天候や鳥獣の害はあきらめざるを得ないが、自動車産業や政治屋かウマイ汁を吸うことの代償に、農業がつぶされるというのは、あまりに理不尽である。
この列島で、「農」を主たる生業にして暮らすということは、確かに、珍しいことではなかった。
しかし、いかにも官僚が好みそうな用語である「専業農家」に該当するような「農家」など、決して多くなかったはずだ。

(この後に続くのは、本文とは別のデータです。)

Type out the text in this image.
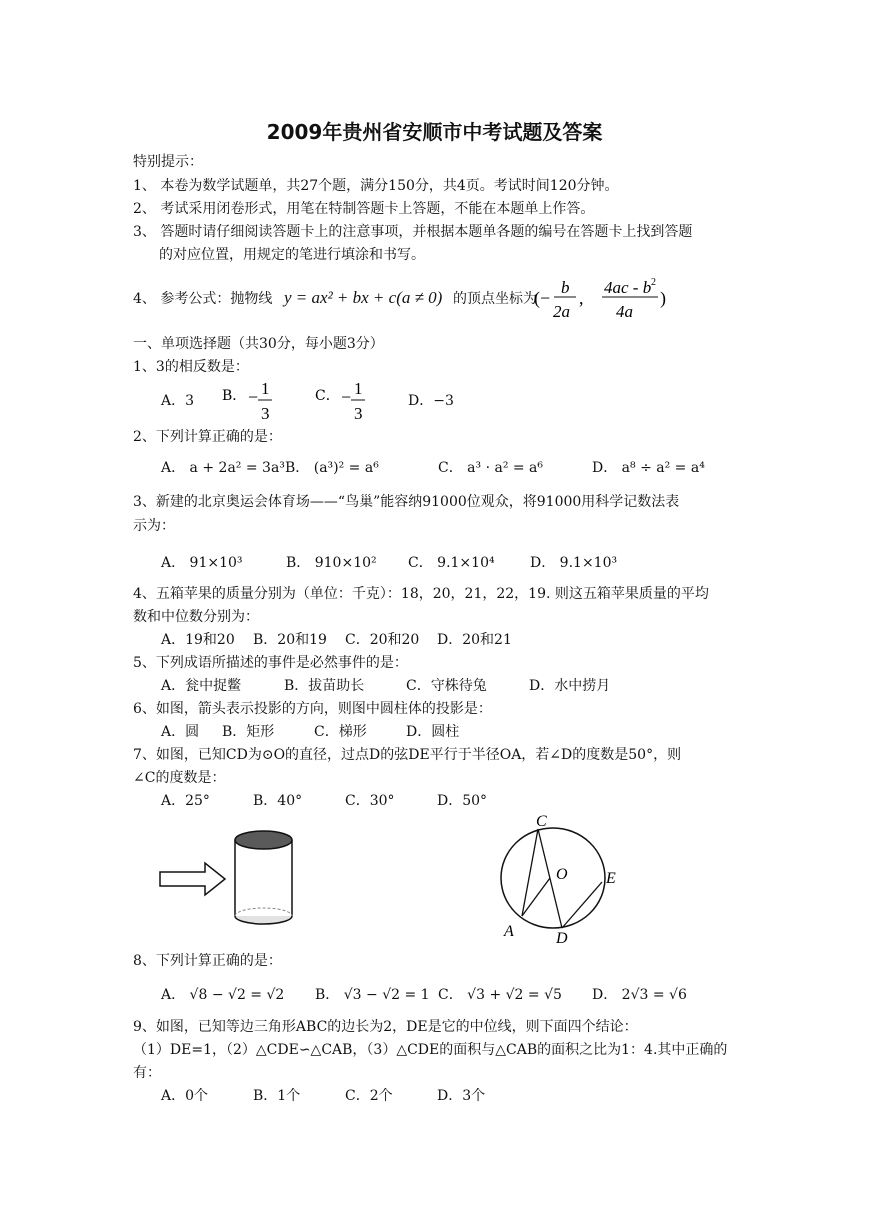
2009年贵州省安顺市中考试题及答案
特别提示：
1、 本卷为数学试题单，共27个题，满分150分，共4页。考试时间120分钟。
2、 考试采用闭卷形式，用笔在特制答题卡上答题，不能在本题单上作答。
3、 答题时请仔细阅读答题卡上的注意事项，并根据本题单各题的编号在答题卡上找到答题
的对应位置，用规定的笔进行填涂和书写。
4、 参考公式：抛物线 y = ax² + bx + c(a ≠ 0) 的顶点坐标为
(−
b
2a
,
4ac - b 2
4a
)
一、单项选择题（共30分，每小题3分）
1、3的相反数是：
A．3 B． − 1
3
C． − 1
3
D．−3
2、下列计算正确的是：
A． a + 2a² = 3a³ B． (a³)² = a⁶	C． a³ · a² = a⁶	D． a⁸ ÷ a² = a⁴
3、新建的北京奥运会体育场——“鸟巢”能容纳91000位观众，将91000用科学记数法表
示为：
A． 91×10³	B． 910×10² C． 9.1×10⁴	D． 9.1×10³
4、五箱苹果的质量分别为（单位：千克）：18，20，21，22，19. 则这五箱苹果质量的平均
数和中位数分别为：
A．19和20 B．20和19 C．20和20 D．20和21
5、下列成语所描述的事件是必然事件的是：
A．瓮中捉鳖	B．拔苗助长	C．守株待兔	D．水中捞月
6、如图，箭头表示投影的方向，则图中圆柱体的投影是：
A．圆 B．矩形	C．梯形	D．圆柱
7、如图，已知CD为⊙O的直径，过点D的弦DE平行于半径OA，若∠D的度数是50°，则
∠C的度数是：
A．25°	B．40°	C．30°	D．50°
C
O E
A	D
8、下列计算正确的是：
A． √8 − √2 = √2 B． √3 − √2 = 1 C． √3 + √2 = √5 D． 2√3 = √6
9、如图，已知等边三角形ABC的边长为2，DE是它的中位线，则下面四个结论：
（1）DE=1，（2）△CDE∽△CAB，（3）△CDE的面积与△CAB的面积之比为1：4.其中正确的
有：
A．0个	B．1个	C．2个	D．3个
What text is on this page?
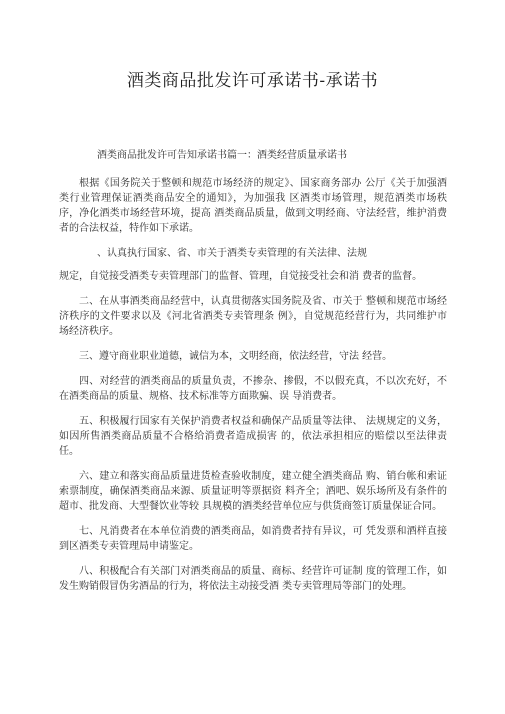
酒类商品批发许可承诺书-承诺书

酒类商品批发许可告知承诺书篇一：酒类经营质量承诺书

根据《国务院关于整顿和规范市场经济的规定》、国家商务部办 公厅《关于加强酒类行业管理保证酒类商品安全的通知》，为加强我 区酒类市场管理，规范酒类市场秩序，净化酒类市场经营环境，提高 酒类商品质量，做到文明经商、守法经营，维护消费者的合法权益，特作如下承诺。

、认真执行国家、省、市关于酒类专卖管理的有关法律、法规

规定，自觉接受酒类专卖管理部门的监督、管理，自觉接受社会和消 费者的监督。

二、在从事酒类商品经营中，认真贯彻落实国务院及省、市关于 整顿和规范市场经济秩序的文件要求以及《河北省酒类专卖管理条 例》，自觉规范经营行为，共同维护市场经济秩序。

三、遵守商业职业道德，诚信为本，文明经商，依法经营，守法 经营。

四、对经营的酒类商品的质量负责，不掺杂、掺假，不以假充真，不以次充好，不在酒类商品的质量、规格、技术标准等方面欺骗、误 导消费者。

五、积极履行国家有关保护消费者权益和确保产品质量等法律、 法规规定的义务，如因所售酒类商品质量不合格给消费者造成损害 的，依法承担相应的赔偿以至法律责任。

六、建立和落实商品质量进货检查验收制度，建立健全酒类商品 购、销台帐和索证索票制度，确保酒类商品来源、质量证明等票据资 料齐全；酒吧、娱乐场所及有条件的超市、批发商、大型餐饮业等较 具规模的酒类经营单位应与供货商签订质量保证合同。

七、凡消费者在本单位消费的酒类商品，如消费者持有异议，可 凭发票和酒样直接到区酒类专卖管理局申请鉴定。

八、积极配合有关部门对酒类商品的质量、商标、经营许可证制 度的管理工作，如发生购销假冒伪劣酒品的行为，将依法主动接受酒 类专卖管理局等部门的处理。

「農」とは、食べ物を得る行為であり、カネを得る行為とは、次元が異なる。
いずれも生きる上で必要な行為ではあるが。
人の文化の出発点は、食べ物を作ることだった。
打製石器の時代から分業は存在したが、食べ物を作らない単位家族はなかっただろう。
暮らしの実相がかなり明らかになるのは江戸時代以後である。
幕府が、水稲を中心とする「農」を、支配の手がかりとしたのは事実だが、民衆は「農業」を専一とする「農民」であったわけではなかった。
この時代(それ以前もそうだが)の民衆を表現する最も適切な用語は、幕府がそのように呼び、民衆自らもそう呼んでいた「百姓」である。
「百姓」とはまさに、ありとあらゆる雑多な生業を有する人々である。
「百姓」は、食べ物を作った。
それは領主の期待するところでもあったが、彼らが「農」に従事したのは、人間である以上、生きていくために食べ物を作らねばならないからだった。
注意すべきは、だからといって、江戸時代の「百姓」が「自給自足」だったわけではないということだ。
近代化にともなって、社会的分業が進んだ。
日本列島は、「農」とその他の生業を併用する、本来の「百姓」が、遅くまで残存した。
それは、列島の「農」が小規模・労働力集約型という特徴を持っていたからだろう。
この特徴は、「日本」社会の特徴というより、造山運動によって形成され、暖流の流れの中に存在するという、列島の自然環境によって、そのように運命づけられたといえる。
工業製品は、売ることを目的に作られるものだから、競争経済によって品質が向上し、価格が落ち着く。
しかし食べ物は、食べて生きることを目的に作られるものである。
安心できないものは食不適だから、無価値である。
都会民は、価値と無価値を見分ける能力を失っている。
言っちゃ悪いが、バカなのである。
そんな都会民をスタンダードにして、「食」の未来を決定するなど、まさに集団自殺と同じ愚行である。